Current House Financial Services Committee Chairman Jeb Hensarling (R-TX) noted in an April 30 radio interview that Frank, the committee’s chairman in 2010, was responsible for Congressional oversight of the ARMZ-Uranium One transaction approval by CFIUS at the time. As Breitbart News reported:

“At the time,” Hensarling noted, “Barney Frank, a Democrat, was chairman of the committee. But the House Republicans protested at the time. We urged CFIUS not to approve the transaction that has led to Russia to control the lion’s share of uranium product, and as you well know, to control a fifth of the United States, our own American uranium production. So we protested at the time.”
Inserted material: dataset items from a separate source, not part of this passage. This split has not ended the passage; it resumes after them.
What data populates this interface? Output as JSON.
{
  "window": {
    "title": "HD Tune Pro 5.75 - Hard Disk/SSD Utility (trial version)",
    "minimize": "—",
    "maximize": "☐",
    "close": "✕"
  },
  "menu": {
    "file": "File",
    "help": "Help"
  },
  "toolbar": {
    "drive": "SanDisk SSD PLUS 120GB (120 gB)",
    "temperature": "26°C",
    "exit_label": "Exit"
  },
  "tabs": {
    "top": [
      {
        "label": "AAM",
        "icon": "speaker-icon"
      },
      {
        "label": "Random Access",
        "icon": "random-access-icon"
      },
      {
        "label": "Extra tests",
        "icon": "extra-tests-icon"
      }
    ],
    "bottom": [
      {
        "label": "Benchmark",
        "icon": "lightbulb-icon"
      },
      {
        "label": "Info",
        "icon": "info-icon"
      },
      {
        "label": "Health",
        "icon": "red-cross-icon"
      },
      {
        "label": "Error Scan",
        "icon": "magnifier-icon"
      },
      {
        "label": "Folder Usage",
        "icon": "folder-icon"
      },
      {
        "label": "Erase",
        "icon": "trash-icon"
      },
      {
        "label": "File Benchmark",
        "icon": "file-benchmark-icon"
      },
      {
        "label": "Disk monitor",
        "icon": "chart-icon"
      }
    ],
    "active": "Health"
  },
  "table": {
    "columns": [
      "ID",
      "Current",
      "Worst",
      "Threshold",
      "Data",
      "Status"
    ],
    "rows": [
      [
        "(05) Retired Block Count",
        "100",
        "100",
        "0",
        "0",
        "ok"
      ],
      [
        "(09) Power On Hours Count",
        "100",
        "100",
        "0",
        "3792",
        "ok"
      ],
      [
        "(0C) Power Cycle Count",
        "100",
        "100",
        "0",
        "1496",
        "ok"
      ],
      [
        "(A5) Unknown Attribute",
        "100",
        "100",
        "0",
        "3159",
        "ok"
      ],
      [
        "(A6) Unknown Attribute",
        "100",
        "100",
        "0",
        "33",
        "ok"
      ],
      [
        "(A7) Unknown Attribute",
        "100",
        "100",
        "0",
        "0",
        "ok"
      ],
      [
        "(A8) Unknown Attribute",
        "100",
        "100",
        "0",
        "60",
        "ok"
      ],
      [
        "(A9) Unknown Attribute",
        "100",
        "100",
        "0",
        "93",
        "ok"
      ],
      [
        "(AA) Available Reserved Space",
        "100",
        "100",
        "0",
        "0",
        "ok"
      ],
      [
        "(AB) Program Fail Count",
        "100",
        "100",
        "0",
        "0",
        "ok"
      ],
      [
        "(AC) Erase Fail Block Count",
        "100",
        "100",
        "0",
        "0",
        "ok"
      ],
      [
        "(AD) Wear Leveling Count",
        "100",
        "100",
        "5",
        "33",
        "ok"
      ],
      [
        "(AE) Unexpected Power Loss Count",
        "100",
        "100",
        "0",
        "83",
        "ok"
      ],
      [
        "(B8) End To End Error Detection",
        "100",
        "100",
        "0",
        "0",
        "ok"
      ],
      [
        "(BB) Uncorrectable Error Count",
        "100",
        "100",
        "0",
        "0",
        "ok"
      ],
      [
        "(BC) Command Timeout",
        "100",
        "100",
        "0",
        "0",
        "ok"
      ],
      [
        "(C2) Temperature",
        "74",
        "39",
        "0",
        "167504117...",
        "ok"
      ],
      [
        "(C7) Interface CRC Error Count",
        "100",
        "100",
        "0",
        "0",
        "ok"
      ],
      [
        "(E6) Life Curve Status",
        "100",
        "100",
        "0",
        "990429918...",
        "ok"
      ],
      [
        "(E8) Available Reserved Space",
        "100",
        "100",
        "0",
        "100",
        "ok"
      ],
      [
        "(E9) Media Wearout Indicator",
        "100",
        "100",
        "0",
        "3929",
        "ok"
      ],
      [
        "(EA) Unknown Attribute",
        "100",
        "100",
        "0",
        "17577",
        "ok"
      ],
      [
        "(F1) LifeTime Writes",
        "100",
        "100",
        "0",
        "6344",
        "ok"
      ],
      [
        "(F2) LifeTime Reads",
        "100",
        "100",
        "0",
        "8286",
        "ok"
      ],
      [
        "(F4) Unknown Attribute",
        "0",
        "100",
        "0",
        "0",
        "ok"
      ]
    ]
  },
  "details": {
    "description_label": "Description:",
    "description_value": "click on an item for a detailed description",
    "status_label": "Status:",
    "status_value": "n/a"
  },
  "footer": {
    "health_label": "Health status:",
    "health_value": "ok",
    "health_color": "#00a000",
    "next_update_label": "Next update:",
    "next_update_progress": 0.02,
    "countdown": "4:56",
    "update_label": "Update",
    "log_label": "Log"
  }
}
In 2010, several Republican legislators, including Senator John Barrasso (R-WY) and Representative Peter King (R-NY) objected to the ARMZ-Uranium One transaction on national security grounds. On the face of it, it seems ludicrous that an agency of the United States Government would transfer control of 20 percent of America’s uranium deposits to the Russian government, a country that can hardly be described as one of America’s closest allies.

But within the CFIUS review process, the panel saw little cause for concern, choosing to not send it to the Presidential level for a final decision, as could have under the 2007 law.

Subsequent to the deal’s final approval in 2010 by CFIUS, very little has been heard from Republicans on the topic until the recent publication of Schweizer’s Clinton Cash book and the corresponding coverage by the mainstream media, including the New York Times.

Frank also has long established ties to the Clintons. In 2008 he endorsed Hillary Clinton in her unsuccessful campaign to secure the Democratic nomination for President.

Frank’s sister, Ann Lewis, a veteran political operator, served as Bill Clinton’s Director of Communications from 1997 to 2000. She also played a key role in Hillary’s 2008 campaign.

Based on recent news reports, she may also soon start playing a role in Hillary’s 2016 campaign.

As the Daily Beast reported:

“I was with Bill de Blasio in the 2000 Senate campaign. I bumped into him several times in Ohio in 2008 when he was campaigning for Hillary,” said Ann Lewis, a longtime Clinton adviser. “And I fully expect to be campaigning with him again.”

Though former Representative Frank may believe “there’s no way you’re going to tie me into this,” if current House Financial Services Committee Chairman Hensarling chooses to hold hearings on the role of CFIUS in the 2010 ARMZ-Uranium One transaction, the degree to which Frank exercised Congressional oversight of that transaction may be one of several topics the committee addresses.